His eyes seem to say something. It’s the same look that my father’s eyes held when he watched me struggle with my schooling. Does he understand me? The Indian turns his head back toward the sky.
“Try again to drink,” I tell him, and move for the water. I see him shake his head no. I smile. He does understand me. The Indians we trade with often speak English. And since the Mohawk have been living cheek-by-jowl with the Colonists for over a hundred years, many of them speak it well. “We’ll wait on the water,” I say, swallowing a groan as I half fall, half roll to the ground next to him. “We should be careful with it, anyway, because I can’t get us any more until morning.”
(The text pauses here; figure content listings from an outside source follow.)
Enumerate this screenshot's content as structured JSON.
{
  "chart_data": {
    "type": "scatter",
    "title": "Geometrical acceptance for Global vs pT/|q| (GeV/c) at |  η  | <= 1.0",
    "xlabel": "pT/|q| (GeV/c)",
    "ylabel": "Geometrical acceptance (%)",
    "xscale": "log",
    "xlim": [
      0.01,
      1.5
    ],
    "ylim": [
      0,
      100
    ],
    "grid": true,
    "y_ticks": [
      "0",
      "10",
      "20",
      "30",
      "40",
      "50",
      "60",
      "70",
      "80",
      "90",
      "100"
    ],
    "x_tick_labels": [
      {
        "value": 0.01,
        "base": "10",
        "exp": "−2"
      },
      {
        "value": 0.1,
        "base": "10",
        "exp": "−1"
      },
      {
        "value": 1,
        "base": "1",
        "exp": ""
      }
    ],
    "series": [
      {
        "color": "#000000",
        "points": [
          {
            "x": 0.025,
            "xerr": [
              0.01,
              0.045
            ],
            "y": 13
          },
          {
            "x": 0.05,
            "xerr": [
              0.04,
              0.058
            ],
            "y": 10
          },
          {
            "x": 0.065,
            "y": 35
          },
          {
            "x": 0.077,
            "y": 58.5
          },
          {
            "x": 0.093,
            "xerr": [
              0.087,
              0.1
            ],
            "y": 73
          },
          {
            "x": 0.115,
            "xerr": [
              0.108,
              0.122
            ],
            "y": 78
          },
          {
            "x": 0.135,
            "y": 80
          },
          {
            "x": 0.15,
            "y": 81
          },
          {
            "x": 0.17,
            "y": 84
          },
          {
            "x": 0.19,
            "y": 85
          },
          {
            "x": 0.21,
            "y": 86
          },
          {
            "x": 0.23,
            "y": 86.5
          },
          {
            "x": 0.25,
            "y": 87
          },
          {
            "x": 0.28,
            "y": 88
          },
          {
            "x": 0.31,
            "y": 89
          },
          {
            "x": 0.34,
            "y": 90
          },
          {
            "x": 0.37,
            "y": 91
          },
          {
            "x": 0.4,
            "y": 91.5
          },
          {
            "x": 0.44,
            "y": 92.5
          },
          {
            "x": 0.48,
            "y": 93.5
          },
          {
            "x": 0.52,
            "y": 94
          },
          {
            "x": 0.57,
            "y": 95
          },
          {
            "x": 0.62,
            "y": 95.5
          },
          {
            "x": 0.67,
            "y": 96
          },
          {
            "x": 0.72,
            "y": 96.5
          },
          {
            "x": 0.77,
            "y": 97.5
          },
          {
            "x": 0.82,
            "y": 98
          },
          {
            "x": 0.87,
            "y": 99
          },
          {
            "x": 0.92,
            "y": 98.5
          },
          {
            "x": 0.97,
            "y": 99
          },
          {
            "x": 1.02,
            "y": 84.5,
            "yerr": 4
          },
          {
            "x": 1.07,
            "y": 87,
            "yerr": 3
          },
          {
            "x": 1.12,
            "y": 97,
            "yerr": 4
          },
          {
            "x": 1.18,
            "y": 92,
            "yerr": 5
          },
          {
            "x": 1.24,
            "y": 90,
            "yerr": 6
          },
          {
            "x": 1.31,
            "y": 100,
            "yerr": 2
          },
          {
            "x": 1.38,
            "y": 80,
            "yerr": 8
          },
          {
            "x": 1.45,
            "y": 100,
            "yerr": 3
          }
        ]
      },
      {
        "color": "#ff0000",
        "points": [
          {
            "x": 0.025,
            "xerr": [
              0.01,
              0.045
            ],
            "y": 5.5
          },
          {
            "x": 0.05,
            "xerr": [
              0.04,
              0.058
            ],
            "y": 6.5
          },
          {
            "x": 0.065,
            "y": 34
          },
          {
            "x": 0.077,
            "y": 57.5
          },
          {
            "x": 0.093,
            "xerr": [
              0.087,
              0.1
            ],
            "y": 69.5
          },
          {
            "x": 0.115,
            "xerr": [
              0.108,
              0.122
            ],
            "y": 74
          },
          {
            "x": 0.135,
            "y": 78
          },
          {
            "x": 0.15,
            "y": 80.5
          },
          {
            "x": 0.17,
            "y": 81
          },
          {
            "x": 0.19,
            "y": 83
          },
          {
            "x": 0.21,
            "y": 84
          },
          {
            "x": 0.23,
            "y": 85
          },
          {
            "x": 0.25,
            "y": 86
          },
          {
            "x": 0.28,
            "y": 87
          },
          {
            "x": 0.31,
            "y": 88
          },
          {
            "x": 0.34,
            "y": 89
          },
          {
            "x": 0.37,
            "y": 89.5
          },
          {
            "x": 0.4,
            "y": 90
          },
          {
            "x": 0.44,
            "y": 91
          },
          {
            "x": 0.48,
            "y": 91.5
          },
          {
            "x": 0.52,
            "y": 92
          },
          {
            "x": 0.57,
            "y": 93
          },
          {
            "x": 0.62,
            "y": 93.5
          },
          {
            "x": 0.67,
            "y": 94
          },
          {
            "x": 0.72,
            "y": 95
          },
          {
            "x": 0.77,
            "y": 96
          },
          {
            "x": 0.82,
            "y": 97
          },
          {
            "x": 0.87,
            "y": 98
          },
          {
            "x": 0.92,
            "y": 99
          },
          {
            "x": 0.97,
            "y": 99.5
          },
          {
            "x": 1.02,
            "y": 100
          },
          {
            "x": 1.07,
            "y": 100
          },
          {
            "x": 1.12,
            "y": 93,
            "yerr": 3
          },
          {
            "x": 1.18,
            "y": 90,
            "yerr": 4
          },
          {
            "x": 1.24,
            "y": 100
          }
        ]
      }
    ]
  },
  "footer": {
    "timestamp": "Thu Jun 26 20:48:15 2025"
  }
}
This time he doesn’t respond, but lies as still as a turtle on a log in the sun, under my father’s frock.
That frock … My father had been away up north, fighting with General Gates at Saratoga, and had been gone for three months when I saw him walk out of the woods wearing that frock. It was the color that caught my eye, a faded blue, like the sky on a cold winter’s afternoon. I screamed for Mary and my mother, and at the same time, took off in my lopsided gallop to greet him. He dropped his load and ran toward me. When we came upon each other, my father jumped into my arms, and under the surprise of his great weight, my legs gave out and we tumbled off the path and into the long grass. I remember shouting at him that he could have smashed my good foot under his large backside. And he just laughed and took my head in both his hands and placed a big wet kiss on my forehead. I told him that he looked like a fat blue sow. That had him howling with laughter. His face was so red and his frock so blue.
And I laughed with him, despite my anger. I had missed him.
I miss him now.
When he returned from Saratoga, he talked of nothing but freedom and revolution. My father was a great Patriot. My mother was not. She kept her head bent over her knitting or ironing—working even harder than she usually did. It was November, two years ago now, and there was plenty to do with winter coming on. While my father split wood and spun his stories, she stayed far away, collecting chestnuts, drying beans and peas, and plucking goose feathers. She hated this talk.
Mary and I loved it. My father’s tales would whip up his spirit like cream in a butter churn … the declaration of our independence, the battles, the bravery and honor.
Lying here, home and that November day seem so far away.
As does my father.
I can’t believe that only two days have passed since I grabbed his frock on my way out of the cabin. How foolish to have gone back for it when I could smell how close the danger was. But I couldn’t leave it.